01.02.2014

Presse: Kati Wilhelm fährt als TV-Expertin nach Sotschi

Thüringer Allgemeine – Die Biathlon-Olympiasiegerin aus Schmalkalden verrät im Interview, dass sie Russland eigentlich mag, aber auch sehr froh ist, dass ihre Eltern zu Hause auf die zweijährige Lotta aufpassen.

An alles gedacht? Die Koffer sind bestimmt schon gepackt. Als TV-Expertin reisen Sie zu den Olympischen Spielen nach Sotschi. Schon mal die Vokabeln aufgefrischt?
Meine Biografie, die kann ich noch herbeten. Sonst habe ich ein paar Standardvokabeln drauf. Aber zu einem ernsthaften Gespräch würde es nicht reichen. Das ist schade. Aber ich bin ganz froh, dass ich das kyrillische Alphabet lesen kann - das ist auch schon mal was und unter Umständen hilfreich.

Sotschi verbinden die meisten von uns nicht zuerst mit einem Wintersportort. Wie haben Sie denn reagiert, als das IOC entschied, die Olympischen Winterspiele 2014 gehen ans Schwarze Meer?
Ach, nicht so überrascht. Vancouver liegt doch auch am Pazifik, die Winterstimmung war da auch nicht so ausgeprägt. Wenn sich eine Stadt für Olympische Winterspiele bewirbt, dann gehe ich davon aus, dass es auch Schnee gibt. Ich bin da sehr aufgeschlossen, freue mich, wenn es in neue Regionen geht, ich mag Russland.
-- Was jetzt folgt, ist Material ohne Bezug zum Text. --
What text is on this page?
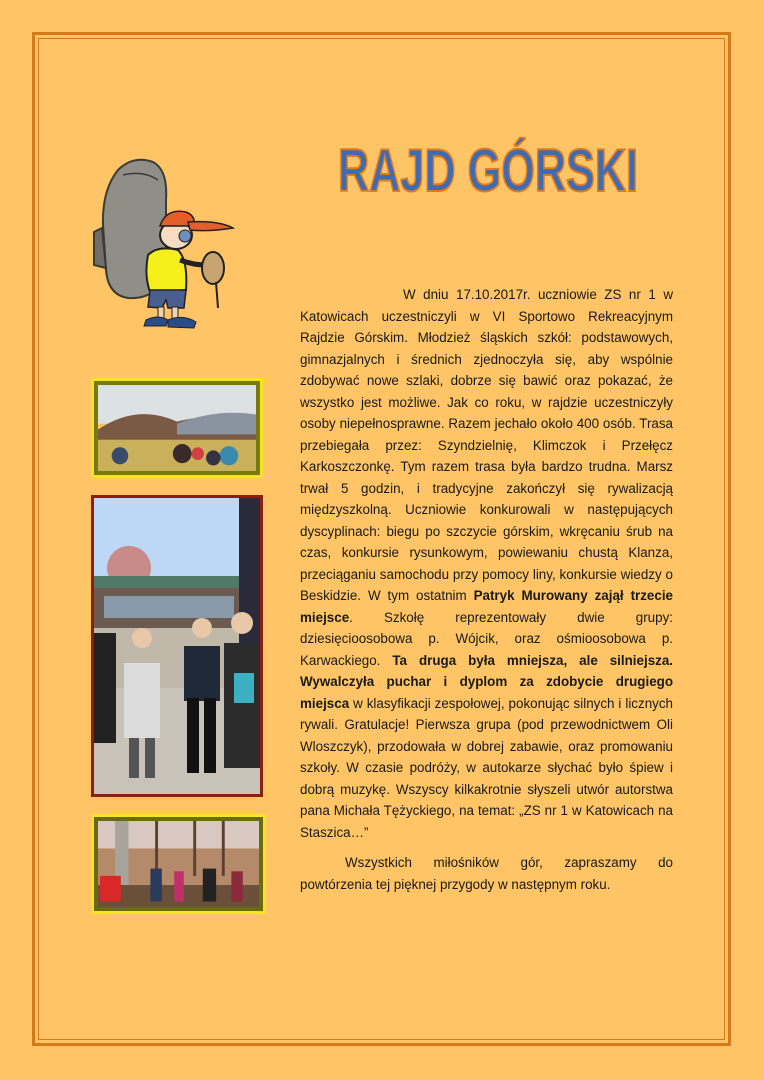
RAJD GÓRSKI

W dniu 17.10.2017r. uczniowie ZS nr 1 w Katowicach uczestniczyli w VI Sportowo Rekreacyjnym Rajdzie Górskim. Młodzież śląskich szkół: podstawowych, gimnazjalnych i średnich zjednoczyła się, aby wspólnie zdobywać nowe szlaki, dobrze się bawić oraz pokazać, że wszystko jest możliwe. Jak co roku, w rajdzie uczestniczyły osoby niepełnosprawne. Razem jechało około 400 osób. Trasa przebiegała przez: Szyndzielnię, Klimczok i Przełęcz Karkoszczonkę. Tym razem trasa była bardzo trudna. Marsz trwał 5 godzin, i tradycyjne zakończył się rywalizacją międzyszkolną. Uczniowie konkurowali w następujących dyscyplinach: biegu po szczycie górskim, wkręcaniu śrub na czas, konkursie rysunkowym, powiewaniu chustą Klanza, przeciąganiu samochodu przy pomocy liny, konkursie wiedzy o Beskidzie. W tym ostatnim Patryk Murowany zajął trzecie miejsce. Szkołę reprezentowały dwie grupy: dziesięcioosobowa p. Wójcik, oraz ośmioosobowa p. Karwackiego. Ta druga była mniejsza, ale silniejsza. Wywalczyła puchar i dyplom za zdobycie drugiego miejsca w klasyfikacji zespołowej, pokonując silnych i licznych rywali. Gratulacje! Pierwsza grupa (pod przewodnictwem Oli Wloszczyk), przodowała w dobrej zabawie, oraz promowaniu szkoły. W czasie podróży, w autokarze słychać było śpiew i dobrą muzykę. Wszyscy kilkakrotnie słyszeli utwór autorstwa pana Michała Tężyckiego, na temat: „ZS nr 1 w Katowicach na Staszica…”

Wszystkich miłośników gór, zapraszamy do powtórzenia tej pięknej przygody w następnym roku.
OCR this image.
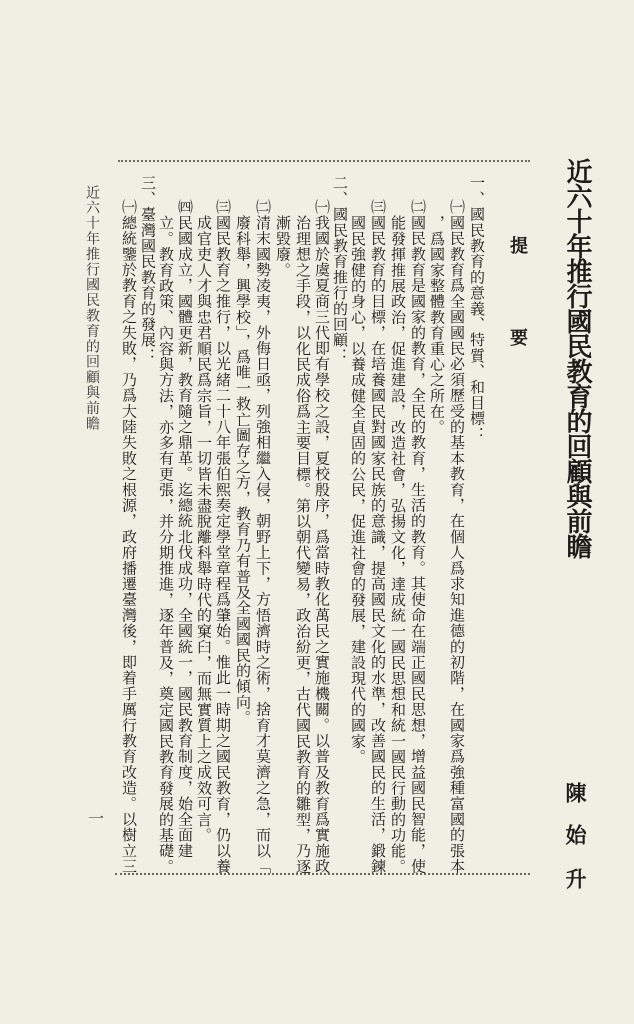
近六十年推行國民教育的回顧與前瞻
提
要
陳
始
升
一、國民教育的意義、特質、和目標：
㈠國民教育爲全國國民必須歷受的基本教育，在個人爲求知進德的初階，在國家爲強種富國的張本
，爲國家整體教育重心之所在。
㈡國民教育是國家的教育，全民的教育，生活的教育。其使命在端正國民思想，增益國民智能，使
能發揮推展政治，促進建設，改造社會，弘揚文化，達成統一國民思想和統一國民行動的功能。
㈢國民教育的目標，在培養國民對國家民族的意識，提高國民文化的水準，改善國民的生活，鍛鍊
國民強健的身心，以養成健全貞固的公民，促進社會的發展，建設現代的國家。
二、國民教育推行的回顧：
㈠我國於虞夏商三代即有學校之設，夏校殷序，爲當時教化萬民之實施機關。以普及教育爲實施政
治理想之手段，以化民成俗爲主要目標。第以朝代變易，政治紛更，古代國民教育的雛型，乃逐
漸毀廢。
㈡清末國勢凌夷，外侮日亟，列強相繼入侵，朝野上下，方悟濟時之術，捨育才莫濟之急，而以「
廢科舉，興學校」，爲唯一救亡圖存之方，教育乃有普及全國國民的傾向。
㈢國民教育之推行，以光緒二十八年張伯熙奏定學堂章程爲肇始。惟此一時期之國民教育，仍以養
成官吏人才與忠君順民爲宗旨，一切皆未盡脫離科舉時代的窠臼，而無實質上之成效可言。
㈣民國成立，國體更新，教育隨之鼎革。迄總統北伐成功，全國統一，國民教育制度，始全面建
立。教育政策、內容與方法，亦多有更張，并分期推進，逐年普及，奠定國民教育發展的基礎。
三、臺灣國民教育的發展：
㈠總統鑒於教育之失敗，乃爲大陸失敗之根源，政府播遷臺灣後，即着手厲行教育改造。以樹立三
近六十年推行國民教育的回顧與前瞻
一
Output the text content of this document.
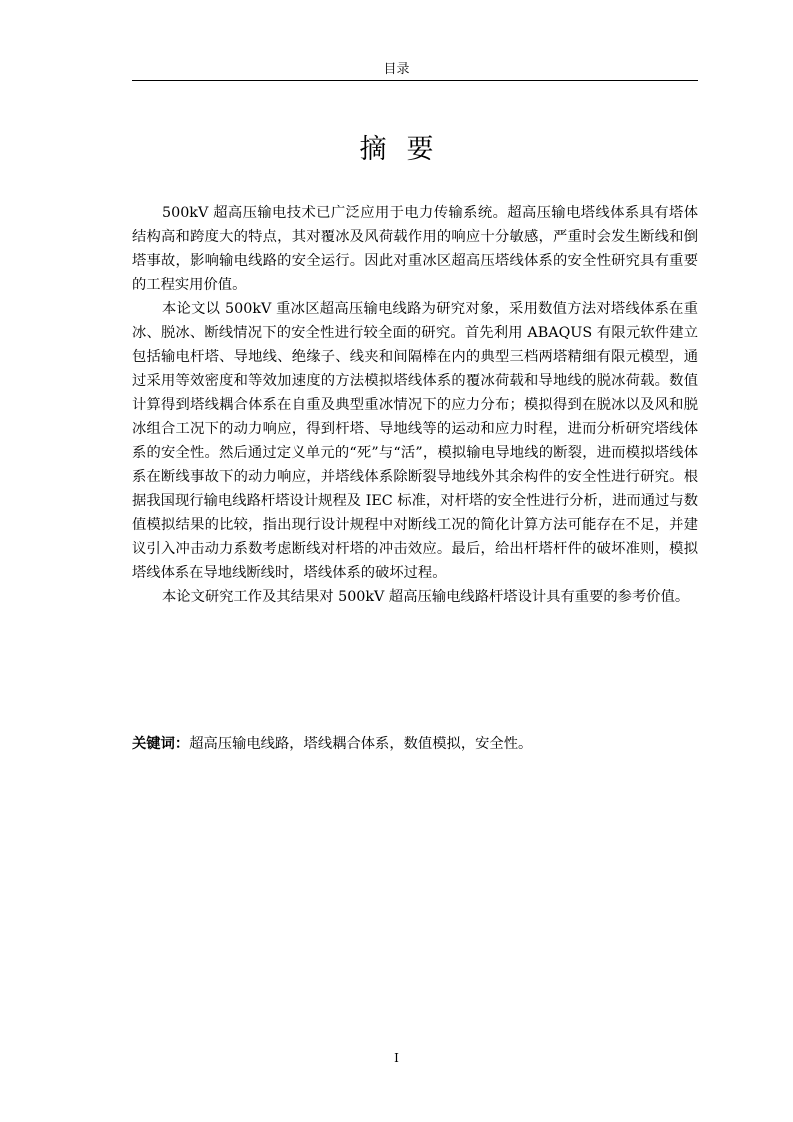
目录
摘要

500kV 超高压输电技术已广泛应用于电力传输系统。超高压输电塔线体系具有塔体结构高和跨度大的特点，其对覆冰及风荷载作用的响应十分敏感，严重时会发生断线和倒塔事故，影响输电线路的安全运行。因此对重冰区超高压塔线体系的安全性研究具有重要的工程实用价值。

本论文以 500kV 重冰区超高压输电线路为研究对象，采用数值方法对塔线体系在重冰、脱冰、断线情况下的安全性进行较全面的研究。首先利用 ABAQUS 有限元软件建立包括输电杆塔、导地线、绝缘子、线夹和间隔棒在内的典型三档两塔精细有限元模型，通过采用等效密度和等效加速度的方法模拟塔线体系的覆冰荷载和导地线的脱冰荷载。数值计算得到塔线耦合体系在自重及典型重冰情况下的应力分布；模拟得到在脱冰以及风和脱冰组合工况下的动力响应，得到杆塔、导地线等的运动和应力时程，进而分析研究塔线体系的安全性。然后通过定义单元的“死”与“活”，模拟输电导地线的断裂，进而模拟塔线体系在断线事故下的动力响应，并塔线体系除断裂导地线外其余构件的安全性进行研究。根据我国现行输电线路杆塔设计规程及 IEC 标准，对杆塔的安全性进行分析，进而通过与数值模拟结果的比较，指出现行设计规程中对断线工况的简化计算方法可能存在不足，并建议引入冲击动力系数考虑断线对杆塔的冲击效应。最后，给出杆塔杆件的破坏准则，模拟塔线体系在导地线断线时，塔线体系的破坏过程。

本论文研究工作及其结果对 500kV 超高压输电线路杆塔设计具有重要的参考价值。

关键词：超高压输电线路，塔线耦合体系，数值模拟，安全性。
I
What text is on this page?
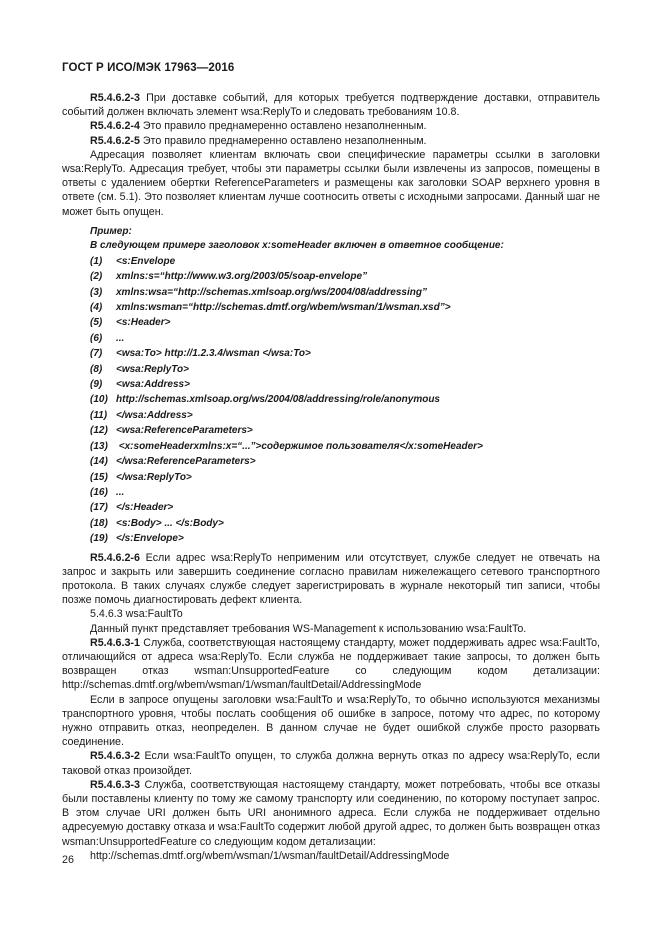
ГОСТ Р ИСО/МЭК 17963—2016

R5.4.6.2-3 При доставке событий, для которых требуется подтверждение доставки, отправитель событий должен включать элемент wsa:ReplyTo и следовать требованиям 10.8.

R5.4.6.2-4 Это правило преднамеренно оставлено незаполненным.

R5.4.6.2-5 Это правило преднамеренно оставлено незаполненным.

Адресация позволяет клиентам включать свои специфические параметры ссылки в заголовки wsa:ReplyTo. Адресация требует, чтобы эти параметры ссылки были извлечены из запросов, помещены в ответы с удалением обертки ReferenceParameters и размещены как заголовки SOAP верхнего уровня в ответе (см. 5.1). Это позволяет клиентам лучше соотносить ответы с исходными запросами. Данный шаг не может быть опущен.

Пример:
В следующем примере заголовок x:someHeader включен в ответное сообщение:
(1) <s:Envelope
(2) xmlns:s=“http://www.w3.org/2003/05/soap-envelope”
(3) xmlns:wsa=“http://schemas.xmlsoap.org/ws/2004/08/addressing”
(4) xmlns:wsman=“http://schemas.dmtf.org/wbem/wsman/1/wsman.xsd”>
(5) <s:Header>
(6) ...
(7) <wsa:To> http://1.2.3.4/wsman </wsa:To>
(8) <wsa:ReplyTo>
(9) <wsa:Address>
(10) http://schemas.xmlsoap.org/ws/2004/08/addressing/role/anonymous
(11) </wsa:Address>
(12) <wsa:ReferenceParameters>
(13) <x:someHeaderxmlns:x=“...”>содержимое пользователя</x:someHeader>
(14) </wsa:ReferenceParameters>
(15) </wsa:ReplyTo>
(16) ...
(17) </s:Header>
(18) <s:Body> ... </s:Body>
(19) </s:Envelope>

R5.4.6.2-6 Если адрес wsa:ReplyTo неприменим или отсутствует, службе следует не отвечать на запрос и закрыть или завершить соединение согласно правилам нижележащего сетевого транспортного протокола. В таких случаях службе следует зарегистрировать в журнале некоторый тип записи, чтобы позже помочь диагностировать дефект клиента.

5.4.6.3 wsa:FaultTo

Данный пункт представляет требования WS-Management к использованию wsa:FaultTo.

R5.4.6.3-1 Служба, соответствующая настоящему стандарту, может поддерживать адрес wsa:FaultTo, отличающийся от адреса wsa:ReplyTo. Если служба не поддерживает такие запросы, то должен быть возвращен отказ wsman:UnsupportedFeature со следующим кодом детализации: http://schemas.dmtf.org/wbem/wsman/1/wsman/faultDetail/AddressingMode

Если в запросе опущены заголовки wsa:FaultTo и wsa:ReplyTo, то обычно используются механизмы транспортного уровня, чтобы послать сообщения об ошибке в запросе, потому что адрес, по которому нужно отправить отказ, неопределен. В данном случае не будет ошибкой службе просто разорвать соединение.

R5.4.6.3-2 Если wsa:FaultTo опущен, то служба должна вернуть отказ по адресу wsa:ReplyTo, если таковой отказ произойдет.

R5.4.6.3-3 Служба, соответствующая настоящему стандарту, может потребовать, чтобы все отказы были поставлены клиенту по тому же самому транспорту или соединению, по которому поступает запрос. В этом случае URI должен быть URI анонимного адреса. Если служба не поддерживает отдельно адресуемую доставку отказа и wsa:FaultTo содержит любой другой адрес, то должен быть возвращен отказ wsman:UnsupportedFeature со следующим кодом детализации:

http://schemas.dmtf.org/wbem/wsman/1/wsman/faultDetail/AddressingMode

26
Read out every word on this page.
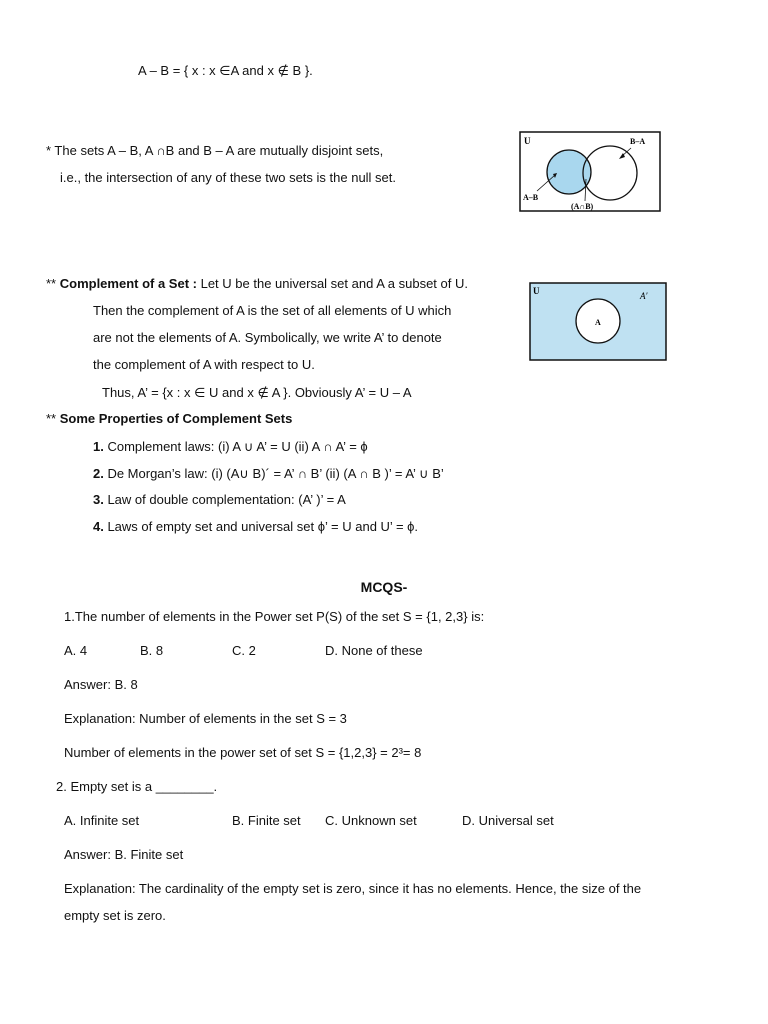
A – B = { x : x ∈A and x ∉ B }.
* The sets A – B, A ∩B and B – A are mutually disjoint sets,
i.e., the intersection of any of these two sets is the null set.
U	B–A
A–B
(A∩B)
** Complement of a Set : Let U be the universal set and A a subset of U.
Then the complement of A is the set of all elements of U which
are not the elements of A. Symbolically, we write A’ to denote
the complement of A with respect to U.
Thus, A’ = {x : x ∈ U and x ∉ A }. Obviously A’ = U – A
U
A
A′
** Some Properties of Complement Sets
1. Complement laws: (i) A ∪ A’ = U (ii) A ∩ A’ = ϕ
2. De Morgan’s law: (i) (A∪ B)´ = A’ ∩ B’ (ii) (A ∩ B )’ = A’ ∪ B’
3. Law of double complementation: (A’ )’ = A
4. Laws of empty set and universal set ϕ’ = U and U’ = ϕ.
MCQS-
1.The number of elements in the Power set P(S) of the set S = {1, 2,3} is:
A. 4	B. 8	C. 2	D. None of these
Answer: B. 8
Explanation: Number of elements in the set S = 3
Number of elements in the power set of set S = {1,2,3} = 2³= 8
2. Empty set is a ________.
A. Infinite set	B. Finite set C. Unknown set	D. Universal set
Answer: B. Finite set
Explanation: The cardinality of the empty set is zero, since it has no elements. Hence, the size of the
empty set is zero.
Russland allgemein, die Kaukasusregion? Land und Leute?
Ich habe gute Erinnerungen an Russland. Es war einfach immer eine schöne Atmosphäre bei den Weltcups in Chanty Mansijsk. Biathlon ist in Russland sehr populär, wir sind immer sehr herzlich aufgenommen worden. Die Gastfreundschaft kommt von Herzen.

Also keine Probleme, keine Eingewöhnung nötig?
An die Art, Begeisterung zu zeigen, musste ich mich erst einmal gewöhnen. Erst dachte ich, die wollen uns eher stören, aber die machen das immer so. Am Schießstand ist es nicht leise, sondern immer laut, da geht es zu wie auf dem Fußballplatz.

Die Stimmung im Biathlonstadion wird mit der beim Weltcup in Oberhof aber nicht mithalten können?
Auf keinen Fall. Schon, weil nur fünftausend Zuschauer ins Stadion passen. Und wer weiß, an wen die Karten überhaupt gegangen sind, wer da auserwählt wurde. Ob da nun viele Biathlonfans dabei sind, ich weiß es nicht.

Und wie ist Ihr Eindruck von der Wettkampfstätte?
Das Stadion ist riesig, auf der Strecke geht es dagegen eher eng zu - das ist schade.

Ist Ihnen ein wenig flau im Magen wegen der Sicherheitslage im Kaukasus?
Sicher macht man sich da so seine Gedanken. Doch ich denke, die Olympiaregion wird im Februar die sicherste auf der ganzen Welt sein. Dass bei Großevents Anschläge zu befürchten sind, ist nun mal leider so. Das war 2002 in Salt Lake City auch der Fall - die Ereignisse des 11. Septembers waren noch nicht lange her.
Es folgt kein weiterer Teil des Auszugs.